Sure there are some lean principles that may be counter-intuitive at first. Developers often come into training thinking that their own productivity and efficiency are more important than working as a team. They confuse efficiency with effectiveness.
Or they often think that it is more effective to make all the changes (in a big batch) while you have the hood open on the car, instead of making small changes.
Or they believe that getting more things started will result in more things getting done. Or that daily priority changes are OK and not counterproductive.
So there are a few ideas that are counterintuitive. Otherwise, I don’t want to make it mysterious, difficult, or hard to understand. I want to de-mystify it as much as possible.

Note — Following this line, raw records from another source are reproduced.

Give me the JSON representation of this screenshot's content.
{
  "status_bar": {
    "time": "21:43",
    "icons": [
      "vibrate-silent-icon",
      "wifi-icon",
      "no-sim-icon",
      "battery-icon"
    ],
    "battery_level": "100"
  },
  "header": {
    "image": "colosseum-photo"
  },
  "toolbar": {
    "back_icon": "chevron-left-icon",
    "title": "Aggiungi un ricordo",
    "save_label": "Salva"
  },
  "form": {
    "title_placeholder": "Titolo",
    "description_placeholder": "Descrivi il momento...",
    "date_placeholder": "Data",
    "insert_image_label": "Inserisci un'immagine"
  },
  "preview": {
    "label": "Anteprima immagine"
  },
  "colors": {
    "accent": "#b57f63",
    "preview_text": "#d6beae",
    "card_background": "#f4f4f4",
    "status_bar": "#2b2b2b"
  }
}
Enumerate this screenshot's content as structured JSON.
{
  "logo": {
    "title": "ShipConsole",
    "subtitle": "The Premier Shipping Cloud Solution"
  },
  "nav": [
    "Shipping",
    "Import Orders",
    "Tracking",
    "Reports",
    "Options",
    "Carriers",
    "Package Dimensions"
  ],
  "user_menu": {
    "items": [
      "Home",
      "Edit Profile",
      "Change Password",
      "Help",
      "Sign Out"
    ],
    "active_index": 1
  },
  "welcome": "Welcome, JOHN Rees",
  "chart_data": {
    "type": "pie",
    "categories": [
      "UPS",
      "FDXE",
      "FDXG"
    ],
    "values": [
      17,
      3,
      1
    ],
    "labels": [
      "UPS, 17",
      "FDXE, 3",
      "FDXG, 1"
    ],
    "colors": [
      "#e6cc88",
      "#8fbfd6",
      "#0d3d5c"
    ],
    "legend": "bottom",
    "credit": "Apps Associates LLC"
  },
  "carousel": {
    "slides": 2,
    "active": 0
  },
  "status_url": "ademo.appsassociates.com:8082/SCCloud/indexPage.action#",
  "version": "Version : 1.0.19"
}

And yes, lots of people have used the Scrum Guide (or less) to get started as an agile team and they have done just fine without hiring an agile trainer.
But just as many have attempted Scrum and found themselves using a bunch of anti-patterns. The Ripley and Miller book I mentioned above, Fixing Your Scrum, became extremely popular because it is written to address those anti-patterns.
Should you hire an Agile Trainer? Yes! I am biased, of course.
Can you read the Scrum Guide and use Scrum effectively? Yes! Can you hire an agile trainer and use Scrum effectively? Yes again! A good Agile Trainer will help you accelerate, understand the underlying principles, and move more quickly from forming and storming to high performing.